Monday, June 14, 2021

A TAX CUT FOR THOSE IN NEED OF ONE
Biden's budget would cut taxes for all low-income households but especially parents, analysis shows

asheffey@businessinsider.com (Ayelet Sheffey) 
© Provided by Business Insider President Joe Biden. AP

A Tax Policy Center report found Biden's budget would cut taxes for parents by $3,200 in 2022.

This is a result of Biden's expanded child tax credit, which gives parents $300 monthly benefits.

Democrats are pushing to make the credit expansion permanent beyond Biden's 2025 extension.

President Joe Biden's recent budget proposal included changes in the tax code that would hike taxes for corporations while expanding tax credits for families.

A recent analysis found these changes would dramatically cut taxes for families with children in 2022 - and for all low-income Americans.

The Tax Policy Center's Howard Gleckman released an analysis on June 9 studying the impact of Biden's budget on American households.
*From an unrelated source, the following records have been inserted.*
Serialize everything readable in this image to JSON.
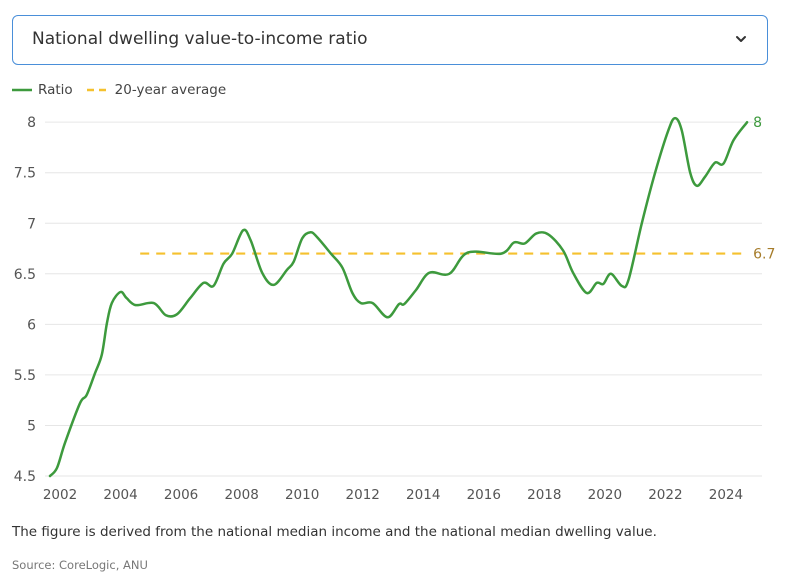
{
  "dropdown": {
    "selected": "National dwelling value-to-income ratio",
    "icon": "chevron-down-icon"
  },
  "note": "The figure is derived from the national median income and the national median dwelling value.",
  "source": "Source: CoreLogic, ANU",
  "chart_data": {
    "type": "line",
    "title": "",
    "xlabel": "",
    "ylabel": "",
    "xlim": [
      2001.6,
      2024.8
    ],
    "ylim": [
      4.5,
      8
    ],
    "grid": true,
    "legend_position": "top-left",
    "x_ticks": [
      "2002",
      "2004",
      "2006",
      "2008",
      "2010",
      "2012",
      "2014",
      "2016",
      "2018",
      "2020",
      "2022",
      "2024"
    ],
    "y_ticks": [
      "4.5",
      "5",
      "5.5",
      "6",
      "6.5",
      "7",
      "7.5",
      "8"
    ],
    "series": [
      {
        "name": "Ratio",
        "color": "#3d9a3d",
        "end_label": "8",
        "x": [
          2001.67,
          2001.9,
          2002.17,
          2002.66,
          2002.88,
          2003.16,
          2003.38,
          2003.55,
          2003.71,
          2004.0,
          2004.2,
          2004.5,
          2005.1,
          2005.5,
          2005.87,
          2006.3,
          2006.74,
          2007.07,
          2007.4,
          2007.69,
          2008.05,
          2008.3,
          2008.68,
          2009.06,
          2009.5,
          2009.72,
          2010.0,
          2010.28,
          2010.5,
          2010.95,
          2011.33,
          2011.66,
          2011.94,
          2012.33,
          2012.82,
          2013.2,
          2013.37,
          2013.76,
          2014.2,
          2014.86,
          2015.47,
          2016.58,
          2017.0,
          2017.35,
          2017.74,
          2018.13,
          2018.62,
          2018.95,
          2019.4,
          2019.73,
          2019.95,
          2020.2,
          2020.56,
          2020.78,
          2021.22,
          2021.66,
          2022.1,
          2022.32,
          2022.54,
          2022.82,
          2023.04,
          2023.31,
          2023.64,
          2023.92,
          2024.25,
          2024.7
        ],
        "y": [
          4.5,
          4.58,
          4.83,
          5.22,
          5.3,
          5.52,
          5.7,
          6.01,
          6.21,
          6.32,
          6.26,
          6.19,
          6.21,
          6.09,
          6.1,
          6.26,
          6.41,
          6.38,
          6.6,
          6.7,
          6.93,
          6.83,
          6.51,
          6.39,
          6.54,
          6.62,
          6.85,
          6.91,
          6.86,
          6.7,
          6.56,
          6.31,
          6.21,
          6.21,
          6.07,
          6.2,
          6.2,
          6.34,
          6.51,
          6.5,
          6.71,
          6.7,
          6.81,
          6.8,
          6.9,
          6.89,
          6.73,
          6.51,
          6.31,
          6.41,
          6.4,
          6.5,
          6.38,
          6.44,
          7.0,
          7.5,
          7.92,
          8.04,
          7.92,
          7.5,
          7.37,
          7.46,
          7.6,
          7.59,
          7.82,
          8.0
        ]
      },
      {
        "name": "20-year average",
        "color": "#f5c12e",
        "label_color": "#a67c2a",
        "dashed": true,
        "end_label": "6.7",
        "x": [
          2004.65,
          2024.7
        ],
        "y": [
          6.7,
          6.7
        ]
      }
    ]
  }
}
He found that Biden's proposals to expand the child tax credit and Earned Income Tax Credit, along with a corporate tax hike to fund infrastructure, would increase taxes for the top 1% by an average of $213,000 in 2022, while those in the top 0.1% would pay an average of $1.6 million more.
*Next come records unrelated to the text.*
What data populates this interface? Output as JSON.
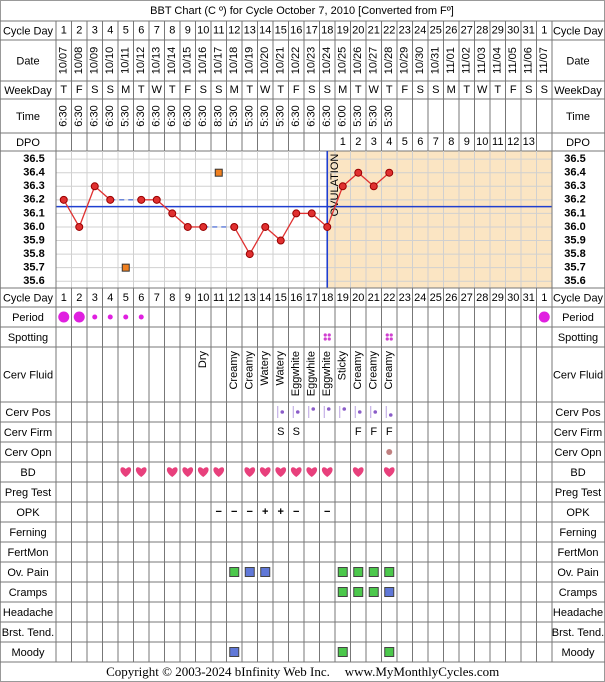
{
  "title": "BBT Chart (C º) for Cycle October 7, 2010  [Converted from Fº]",
  "header_rows": {
    "cycle_day": {
      "label": "Cycle Day",
      "values": [
        1,
        2,
        3,
        4,
        5,
        6,
        7,
        8,
        9,
        10,
        11,
        12,
        13,
        14,
        15,
        16,
        17,
        18,
        19,
        20,
        21,
        22,
        23,
        24,
        25,
        26,
        27,
        28,
        29,
        30,
        31,
        1
      ]
    },
    "date": {
      "label": "Date",
      "values": [
        "10/07",
        "10/08",
        "10/09",
        "10/10",
        "10/11",
        "10/12",
        "10/13",
        "10/14",
        "10/15",
        "10/16",
        "10/17",
        "10/18",
        "10/19",
        "10/20",
        "10/21",
        "10/22",
        "10/23",
        "10/24",
        "10/25",
        "10/26",
        "10/27",
        "10/28",
        "10/29",
        "10/30",
        "10/31",
        "11/01",
        "11/02",
        "11/03",
        "11/04",
        "11/05",
        "11/06",
        "11/07"
      ]
    },
    "weekday": {
      "label": "WeekDay",
      "values": [
        "T",
        "F",
        "S",
        "S",
        "M",
        "T",
        "W",
        "T",
        "F",
        "S",
        "S",
        "M",
        "T",
        "W",
        "T",
        "F",
        "S",
        "S",
        "M",
        "T",
        "W",
        "T",
        "F",
        "S",
        "S",
        "M",
        "T",
        "W",
        "T",
        "F",
        "S",
        "S"
      ]
    },
    "time": {
      "label": "Time",
      "values": [
        "6:30",
        "6:30",
        "6:30",
        "6:30",
        "5:30",
        "6:30",
        "6:30",
        "6:30",
        "6:30",
        "6:30",
        "8:30",
        "5:30",
        "5:30",
        "5:30",
        "5:30",
        "6:30",
        "6:30",
        "6:30",
        "6:00",
        "5:30",
        "5:30",
        "5:30",
        null,
        null,
        null,
        null,
        null,
        null,
        null,
        null,
        null,
        null
      ]
    },
    "dpo": {
      "label": "DPO",
      "values": [
        null,
        null,
        null,
        null,
        null,
        null,
        null,
        null,
        null,
        null,
        null,
        null,
        null,
        null,
        null,
        null,
        null,
        null,
        1,
        2,
        3,
        4,
        5,
        6,
        7,
        8,
        9,
        10,
        11,
        12,
        13,
        null
      ]
    }
  },
  "chart_data": {
    "type": "line",
    "values": [
      36.2,
      36.0,
      36.3,
      36.2,
      null,
      36.2,
      36.2,
      36.1,
      36.0,
      36.0,
      null,
      36.0,
      35.8,
      36.0,
      35.9,
      36.1,
      36.1,
      36.0,
      36.3,
      36.4,
      36.3,
      36.4,
      null,
      null,
      null,
      null,
      null,
      null,
      null,
      null,
      null,
      null
    ],
    "discarded": [
      null,
      null,
      null,
      null,
      35.7,
      null,
      null,
      null,
      null,
      null,
      36.4,
      null,
      null,
      null,
      null,
      null,
      null,
      null,
      null,
      null,
      null,
      null,
      null,
      null,
      null,
      null,
      null,
      null,
      null,
      null,
      null,
      null
    ],
    "color": "#e03030",
    "gap_color": "#5a78d8",
    "discarded_color": "#f08020",
    "ylim": [
      35.55,
      36.56
    ],
    "yticks": [
      36.5,
      36.4,
      36.3,
      36.2,
      36.1,
      {
        "value": 36,
        "label": "36.0"
      },
      35.9,
      35.8,
      35.7,
      35.6
    ],
    "grid": true,
    "coverline": 36.15,
    "coverline_color": "#1f3fd0",
    "ovulation": {
      "label": "OVULATION",
      "day_index": 17
    },
    "luteal_color": "#fbe5c3"
  },
  "bottom_row": {
    "label": "Cycle Day"
  },
  "severity_colors": {
    "1": "#4cc84c",
    "2": "#6078d8"
  },
  "symptom_rows": [
    {
      "label": "Period",
      "kind": "dot",
      "values": [
        2,
        2,
        1,
        1,
        1,
        1,
        null,
        null,
        null,
        null,
        null,
        null,
        null,
        null,
        null,
        null,
        null,
        null,
        null,
        null,
        null,
        null,
        null,
        null,
        null,
        null,
        null,
        null,
        null,
        null,
        null,
        2
      ]
    },
    {
      "label": "Spotting",
      "kind": "spots",
      "values": [
        null,
        null,
        null,
        null,
        null,
        null,
        null,
        null,
        null,
        null,
        null,
        null,
        null,
        null,
        null,
        null,
        null,
        1,
        null,
        null,
        null,
        1,
        null,
        null,
        null,
        null,
        null,
        null,
        null,
        null,
        null,
        null
      ]
    },
    {
      "label": "Cerv Fluid",
      "kind": "vtext",
      "values": [
        null,
        null,
        null,
        null,
        null,
        null,
        null,
        null,
        null,
        "Dry",
        null,
        "Creamy",
        "Creamy",
        "Watery",
        "Watery",
        "Eggwhite",
        "Eggwhite",
        "Eggwhite",
        "Sticky",
        "Creamy",
        "Creamy",
        "Creamy",
        null,
        null,
        null,
        null,
        null,
        null,
        null,
        null,
        null,
        null
      ]
    },
    {
      "label": "Cerv Pos",
      "kind": "pos",
      "values": [
        null,
        null,
        null,
        null,
        null,
        null,
        null,
        null,
        null,
        null,
        null,
        null,
        null,
        null,
        2,
        2,
        3,
        3,
        3,
        2,
        2,
        1,
        null,
        null,
        null,
        null,
        null,
        null,
        null,
        null,
        null,
        null
      ]
    },
    {
      "label": "Cerv Firm",
      "kind": "letter",
      "values": [
        null,
        null,
        null,
        null,
        null,
        null,
        null,
        null,
        null,
        null,
        null,
        null,
        null,
        null,
        "S",
        "S",
        null,
        null,
        null,
        "F",
        "F",
        "F",
        null,
        null,
        null,
        null,
        null,
        null,
        null,
        null,
        null,
        null
      ]
    },
    {
      "label": "Cerv Opn",
      "kind": "opn",
      "values": [
        null,
        null,
        null,
        null,
        null,
        null,
        null,
        null,
        null,
        null,
        null,
        null,
        null,
        null,
        null,
        null,
        null,
        null,
        null,
        null,
        null,
        1,
        null,
        null,
        null,
        null,
        null,
        null,
        null,
        null,
        null,
        null
      ]
    },
    {
      "label": "BD",
      "kind": "heart",
      "values": [
        null,
        null,
        null,
        null,
        1,
        1,
        null,
        1,
        1,
        1,
        1,
        null,
        1,
        1,
        1,
        1,
        1,
        1,
        null,
        1,
        null,
        1,
        null,
        null,
        null,
        null,
        null,
        null,
        null,
        null,
        null,
        null
      ]
    },
    {
      "label": "Preg Test",
      "kind": "none",
      "values": [
        null,
        null,
        null,
        null,
        null,
        null,
        null,
        null,
        null,
        null,
        null,
        null,
        null,
        null,
        null,
        null,
        null,
        null,
        null,
        null,
        null,
        null,
        null,
        null,
        null,
        null,
        null,
        null,
        null,
        null,
        null,
        null
      ]
    },
    {
      "label": "OPK",
      "kind": "sign",
      "values": [
        null,
        null,
        null,
        null,
        null,
        null,
        null,
        null,
        null,
        null,
        "−",
        "−",
        "−",
        "+",
        "+",
        "−",
        null,
        "−",
        null,
        null,
        null,
        null,
        null,
        null,
        null,
        null,
        null,
        null,
        null,
        null,
        null,
        null
      ]
    },
    {
      "label": "Ferning",
      "kind": "none",
      "values": [
        null,
        null,
        null,
        null,
        null,
        null,
        null,
        null,
        null,
        null,
        null,
        null,
        null,
        null,
        null,
        null,
        null,
        null,
        null,
        null,
        null,
        null,
        null,
        null,
        null,
        null,
        null,
        null,
        null,
        null,
        null,
        null
      ]
    },
    {
      "label": "FertMon",
      "kind": "none",
      "values": [
        null,
        null,
        null,
        null,
        null,
        null,
        null,
        null,
        null,
        null,
        null,
        null,
        null,
        null,
        null,
        null,
        null,
        null,
        null,
        null,
        null,
        null,
        null,
        null,
        null,
        null,
        null,
        null,
        null,
        null,
        null,
        null
      ]
    },
    {
      "label": "Ov. Pain",
      "kind": "square",
      "values": [
        null,
        null,
        null,
        null,
        null,
        null,
        null,
        null,
        null,
        null,
        null,
        1,
        2,
        2,
        null,
        null,
        null,
        null,
        1,
        1,
        1,
        1,
        null,
        null,
        null,
        null,
        null,
        null,
        null,
        null,
        null,
        null
      ]
    },
    {
      "label": "Cramps",
      "kind": "square",
      "values": [
        null,
        null,
        null,
        null,
        null,
        null,
        null,
        null,
        null,
        null,
        null,
        null,
        null,
        null,
        null,
        null,
        null,
        null,
        1,
        1,
        1,
        2,
        null,
        null,
        null,
        null,
        null,
        null,
        null,
        null,
        null,
        null
      ]
    },
    {
      "label": "Headache",
      "kind": "none",
      "values": [
        null,
        null,
        null,
        null,
        null,
        null,
        null,
        null,
        null,
        null,
        null,
        null,
        null,
        null,
        null,
        null,
        null,
        null,
        null,
        null,
        null,
        null,
        null,
        null,
        null,
        null,
        null,
        null,
        null,
        null,
        null,
        null
      ]
    },
    {
      "label": "Brst. Tend.",
      "kind": "none",
      "values": [
        null,
        null,
        null,
        null,
        null,
        null,
        null,
        null,
        null,
        null,
        null,
        null,
        null,
        null,
        null,
        null,
        null,
        null,
        null,
        null,
        null,
        null,
        null,
        null,
        null,
        null,
        null,
        null,
        null,
        null,
        null,
        null
      ]
    },
    {
      "label": "Moody",
      "kind": "square",
      "values": [
        null,
        null,
        null,
        null,
        null,
        null,
        null,
        null,
        null,
        null,
        null,
        2,
        null,
        null,
        null,
        null,
        null,
        null,
        1,
        null,
        null,
        1,
        null,
        null,
        null,
        null,
        null,
        null,
        null,
        null,
        null,
        null
      ]
    }
  ],
  "footer": {
    "copyright": "Copyright © 2003-2024 bInfinity Web Inc.",
    "site": "www.MyMonthlyCycles.com"
  }
}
However, low- and middle-income households would see their taxes reduced under Biden's plans. Gleckman wrote that low-income households would get an average $620 tax cut in 2022, while taxes for families with children would be cut by an average of $3,200, thanks to the child tax credit.
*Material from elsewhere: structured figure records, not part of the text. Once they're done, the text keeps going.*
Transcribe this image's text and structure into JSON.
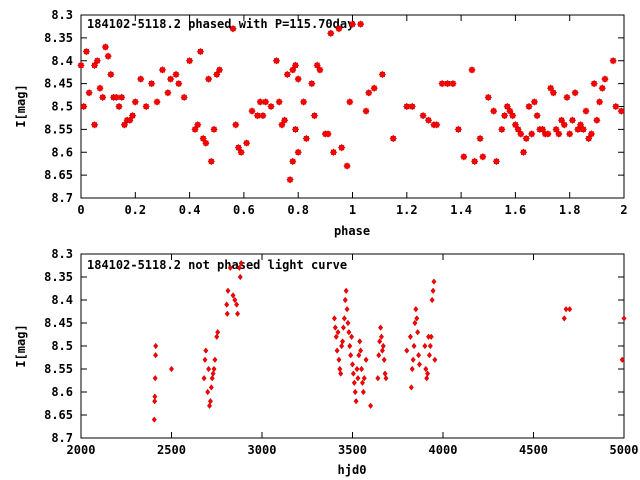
{
  "chart_data": [
    {
      "type": "scatter",
      "title": "184102-5118.2 phased with P=115.70day",
      "xlabel": "phase",
      "ylabel": "I[mag]",
      "xlim": [
        0,
        2
      ],
      "ylim": [
        8.7,
        8.3
      ],
      "y_inverted": true,
      "x_ticks": [
        "0",
        "0.2",
        "0.4",
        "0.6",
        "0.8",
        "1",
        "1.2",
        "1.4",
        "1.6",
        "1.8",
        "2"
      ],
      "y_ticks": [
        "8.3",
        "8.35",
        "8.4",
        "8.45",
        "8.5",
        "8.55",
        "8.6",
        "8.65",
        "8.7"
      ],
      "marker": "star",
      "color": "#ff0000",
      "points": [
        [
          0.0,
          8.41
        ],
        [
          0.01,
          8.5
        ],
        [
          0.02,
          8.38
        ],
        [
          0.03,
          8.47
        ],
        [
          0.05,
          8.41
        ],
        [
          0.05,
          8.54
        ],
        [
          0.06,
          8.4
        ],
        [
          0.07,
          8.46
        ],
        [
          0.08,
          8.48
        ],
        [
          0.09,
          8.37
        ],
        [
          0.1,
          8.39
        ],
        [
          0.11,
          8.43
        ],
        [
          0.12,
          8.48
        ],
        [
          0.13,
          8.48
        ],
        [
          0.14,
          8.5
        ],
        [
          0.15,
          8.48
        ],
        [
          0.16,
          8.54
        ],
        [
          0.17,
          8.53
        ],
        [
          0.18,
          8.53
        ],
        [
          0.19,
          8.52
        ],
        [
          0.2,
          8.49
        ],
        [
          0.22,
          8.44
        ],
        [
          0.24,
          8.5
        ],
        [
          0.26,
          8.45
        ],
        [
          0.28,
          8.49
        ],
        [
          0.3,
          8.42
        ],
        [
          0.32,
          8.47
        ],
        [
          0.33,
          8.44
        ],
        [
          0.35,
          8.43
        ],
        [
          0.36,
          8.45
        ],
        [
          0.38,
          8.48
        ],
        [
          0.4,
          8.4
        ],
        [
          0.42,
          8.55
        ],
        [
          0.43,
          8.54
        ],
        [
          0.44,
          8.38
        ],
        [
          0.45,
          8.57
        ],
        [
          0.46,
          8.58
        ],
        [
          0.47,
          8.44
        ],
        [
          0.48,
          8.62
        ],
        [
          0.49,
          8.55
        ],
        [
          0.5,
          8.43
        ],
        [
          0.51,
          8.42
        ],
        [
          0.56,
          8.33
        ],
        [
          0.57,
          8.54
        ],
        [
          0.58,
          8.59
        ],
        [
          0.59,
          8.6
        ],
        [
          0.61,
          8.58
        ],
        [
          0.63,
          8.51
        ],
        [
          0.65,
          8.52
        ],
        [
          0.66,
          8.49
        ],
        [
          0.67,
          8.52
        ],
        [
          0.68,
          8.49
        ],
        [
          0.7,
          8.5
        ],
        [
          0.72,
          8.4
        ],
        [
          0.73,
          8.49
        ],
        [
          0.74,
          8.54
        ],
        [
          0.75,
          8.53
        ],
        [
          0.76,
          8.43
        ],
        [
          0.77,
          8.66
        ],
        [
          0.78,
          8.62
        ],
        [
          0.78,
          8.42
        ],
        [
          0.79,
          8.41
        ],
        [
          0.79,
          8.55
        ],
        [
          0.8,
          8.6
        ],
        [
          0.8,
          8.44
        ],
        [
          0.82,
          8.49
        ],
        [
          0.83,
          8.57
        ],
        [
          0.85,
          8.45
        ],
        [
          0.86,
          8.52
        ],
        [
          0.87,
          8.41
        ],
        [
          0.88,
          8.42
        ],
        [
          0.9,
          8.56
        ],
        [
          0.91,
          8.56
        ],
        [
          0.92,
          8.34
        ],
        [
          0.93,
          8.6
        ],
        [
          0.95,
          8.33
        ],
        [
          0.96,
          8.59
        ],
        [
          0.98,
          8.63
        ],
        [
          0.99,
          8.49
        ],
        [
          1.0,
          8.32
        ],
        [
          1.03,
          8.32
        ],
        [
          1.05,
          8.51
        ],
        [
          1.06,
          8.47
        ],
        [
          1.08,
          8.46
        ],
        [
          1.11,
          8.43
        ],
        [
          1.15,
          8.57
        ],
        [
          1.2,
          8.5
        ],
        [
          1.22,
          8.5
        ],
        [
          1.26,
          8.52
        ],
        [
          1.28,
          8.53
        ],
        [
          1.3,
          8.54
        ],
        [
          1.31,
          8.54
        ],
        [
          1.33,
          8.45
        ],
        [
          1.35,
          8.45
        ],
        [
          1.37,
          8.45
        ],
        [
          1.39,
          8.55
        ],
        [
          1.41,
          8.61
        ],
        [
          1.44,
          8.42
        ],
        [
          1.45,
          8.62
        ],
        [
          1.47,
          8.57
        ],
        [
          1.48,
          8.61
        ],
        [
          1.5,
          8.48
        ],
        [
          1.52,
          8.51
        ],
        [
          1.53,
          8.62
        ],
        [
          1.55,
          8.55
        ],
        [
          1.56,
          8.52
        ],
        [
          1.57,
          8.5
        ],
        [
          1.58,
          8.51
        ],
        [
          1.59,
          8.52
        ],
        [
          1.6,
          8.54
        ],
        [
          1.61,
          8.55
        ],
        [
          1.62,
          8.56
        ],
        [
          1.63,
          8.6
        ],
        [
          1.64,
          8.57
        ],
        [
          1.65,
          8.5
        ],
        [
          1.66,
          8.56
        ],
        [
          1.67,
          8.49
        ],
        [
          1.68,
          8.52
        ],
        [
          1.69,
          8.55
        ],
        [
          1.7,
          8.55
        ],
        [
          1.71,
          8.56
        ],
        [
          1.72,
          8.56
        ],
        [
          1.73,
          8.46
        ],
        [
          1.74,
          8.47
        ],
        [
          1.75,
          8.55
        ],
        [
          1.76,
          8.56
        ],
        [
          1.77,
          8.53
        ],
        [
          1.78,
          8.54
        ],
        [
          1.79,
          8.48
        ],
        [
          1.8,
          8.56
        ],
        [
          1.81,
          8.53
        ],
        [
          1.82,
          8.47
        ],
        [
          1.83,
          8.55
        ],
        [
          1.84,
          8.54
        ],
        [
          1.85,
          8.55
        ],
        [
          1.86,
          8.51
        ],
        [
          1.87,
          8.57
        ],
        [
          1.88,
          8.56
        ],
        [
          1.89,
          8.45
        ],
        [
          1.9,
          8.53
        ],
        [
          1.91,
          8.49
        ],
        [
          1.92,
          8.46
        ],
        [
          1.93,
          8.44
        ],
        [
          1.96,
          8.4
        ],
        [
          1.97,
          8.5
        ],
        [
          1.99,
          8.51
        ]
      ]
    },
    {
      "type": "scatter",
      "title": "184102-5118.2 not phased light curve",
      "xlabel": "hjd0",
      "ylabel": "I[mag]",
      "xlim": [
        2000,
        5000
      ],
      "ylim": [
        8.7,
        8.3
      ],
      "y_inverted": true,
      "x_ticks": [
        "2000",
        "2500",
        "3000",
        "3500",
        "4000",
        "4500",
        "5000"
      ],
      "y_ticks": [
        "8.3",
        "8.35",
        "8.4",
        "8.45",
        "8.5",
        "8.55",
        "8.6",
        "8.65",
        "8.7"
      ],
      "marker": "diamond",
      "color": "#ff0000",
      "points": [
        [
          2405,
          8.66
        ],
        [
          2407,
          8.62
        ],
        [
          2408,
          8.61
        ],
        [
          2410,
          8.57
        ],
        [
          2412,
          8.52
        ],
        [
          2413,
          8.5
        ],
        [
          2500,
          8.55
        ],
        [
          2680,
          8.57
        ],
        [
          2685,
          8.53
        ],
        [
          2690,
          8.51
        ],
        [
          2700,
          8.6
        ],
        [
          2705,
          8.55
        ],
        [
          2710,
          8.63
        ],
        [
          2715,
          8.62
        ],
        [
          2720,
          8.59
        ],
        [
          2725,
          8.57
        ],
        [
          2730,
          8.56
        ],
        [
          2735,
          8.55
        ],
        [
          2740,
          8.53
        ],
        [
          2750,
          8.48
        ],
        [
          2755,
          8.47
        ],
        [
          2805,
          8.41
        ],
        [
          2808,
          8.43
        ],
        [
          2812,
          8.38
        ],
        [
          2825,
          8.33
        ],
        [
          2840,
          8.39
        ],
        [
          2850,
          8.4
        ],
        [
          2860,
          8.41
        ],
        [
          2865,
          8.43
        ],
        [
          2875,
          8.33
        ],
        [
          2880,
          8.35
        ],
        [
          2885,
          8.32
        ],
        [
          3400,
          8.44
        ],
        [
          3405,
          8.46
        ],
        [
          3410,
          8.48
        ],
        [
          3415,
          8.51
        ],
        [
          3420,
          8.47
        ],
        [
          3425,
          8.53
        ],
        [
          3430,
          8.55
        ],
        [
          3435,
          8.56
        ],
        [
          3440,
          8.5
        ],
        [
          3445,
          8.49
        ],
        [
          3450,
          8.46
        ],
        [
          3455,
          8.44
        ],
        [
          3460,
          8.4
        ],
        [
          3465,
          8.38
        ],
        [
          3470,
          8.42
        ],
        [
          3475,
          8.45
        ],
        [
          3480,
          8.47
        ],
        [
          3485,
          8.5
        ],
        [
          3490,
          8.52
        ],
        [
          3495,
          8.48
        ],
        [
          3500,
          8.54
        ],
        [
          3505,
          8.56
        ],
        [
          3510,
          8.58
        ],
        [
          3515,
          8.6
        ],
        [
          3520,
          8.62
        ],
        [
          3525,
          8.55
        ],
        [
          3530,
          8.57
        ],
        [
          3535,
          8.52
        ],
        [
          3540,
          8.49
        ],
        [
          3545,
          8.51
        ],
        [
          3550,
          8.55
        ],
        [
          3555,
          8.58
        ],
        [
          3560,
          8.6
        ],
        [
          3565,
          8.57
        ],
        [
          3575,
          8.53
        ],
        [
          3600,
          8.63
        ],
        [
          3640,
          8.57
        ],
        [
          3645,
          8.52
        ],
        [
          3650,
          8.49
        ],
        [
          3655,
          8.46
        ],
        [
          3660,
          8.48
        ],
        [
          3665,
          8.51
        ],
        [
          3670,
          8.5
        ],
        [
          3675,
          8.53
        ],
        [
          3680,
          8.56
        ],
        [
          3685,
          8.57
        ],
        [
          3800,
          8.51
        ],
        [
          3820,
          8.48
        ],
        [
          3825,
          8.59
        ],
        [
          3830,
          8.55
        ],
        [
          3835,
          8.53
        ],
        [
          3840,
          8.5
        ],
        [
          3845,
          8.45
        ],
        [
          3850,
          8.42
        ],
        [
          3855,
          8.44
        ],
        [
          3860,
          8.47
        ],
        [
          3865,
          8.52
        ],
        [
          3870,
          8.54
        ],
        [
          3900,
          8.5
        ],
        [
          3905,
          8.55
        ],
        [
          3910,
          8.57
        ],
        [
          3915,
          8.56
        ],
        [
          3920,
          8.48
        ],
        [
          3925,
          8.52
        ],
        [
          3930,
          8.5
        ],
        [
          3935,
          8.48
        ],
        [
          3940,
          8.4
        ],
        [
          3945,
          8.38
        ],
        [
          3950,
          8.36
        ],
        [
          3955,
          8.53
        ],
        [
          4670,
          8.44
        ],
        [
          4680,
          8.42
        ],
        [
          4700,
          8.42
        ],
        [
          4990,
          8.53
        ],
        [
          5000,
          8.44
        ]
      ]
    }
  ]
}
Gleckman noted, though, that those households would see lower tax cuts in 2031 than in 2022.

Video: Big Companies Can Afford to Pay Higher Taxes, Says Biden Economist
(Bloomberg)

"For example, taxes for middle-income households would fall by only about $90 in 2031, compared to $640 in 2022," he wrote. "For the most part, those more modest 2031 tax cuts are because Biden's CTC [child tax credit] expansion is scheduled to expire in 2025."

About three-quarters of middle-income families would see their taxes increase by an average of $300 as a result of Biden's proposed corporate tax hike, Gleckman added, but the majority of tax increases would fall on those making over $200,000.

Biden's coronavirus relief package revamped the $2,000 child tax credit, increasing the amount to $3,600 per child 5 and under and to $3,000 for every kid between 6 and 17 per year. It also gave households the option to receive a monthly payment of a one-time sum for the year, and expanded it to include low-income families with no tax obligations.

But while Biden plans to expand the credit through 2025, some Democrats want the payment to be permanent. In March, 41 Democratic senators sent a letter to Biden urging him to make the monthly payments permanent, saying that "no recovery will be complete unless our tax code provides a sustained pathway to economic prosperity for working adults and families."

However, Insider reported last week that moderate Democrats may be more reluctant to throw their support behind a permanent expansion. Sen. Tom Carper of Delaware said he still hadn't made up his mind.

"I was a big supporter of enlarging it and extending it," he told Insider, referring to bulking up the credit. "I thought it was the right thing to do as part of a package in a pandemic and I'm open to it, but I've not come to any conclusions."

Other moderate Democrats, like Sen. Jeanne Shaheen of New Hampshire, expressed the same sentiment. But the Democratic architects of the child tax credit, including Colorado Sen. Michael Bennet, echoed the Tax Policy Center's analysis in that the credit would significantly benefit families with children.

"It's going to be an amazing moment in modern America where people actually see themselves and their families benefiting dramatically from something that we've done in Washington DC," Bennet told Insider. "It's going to make a huge difference to people."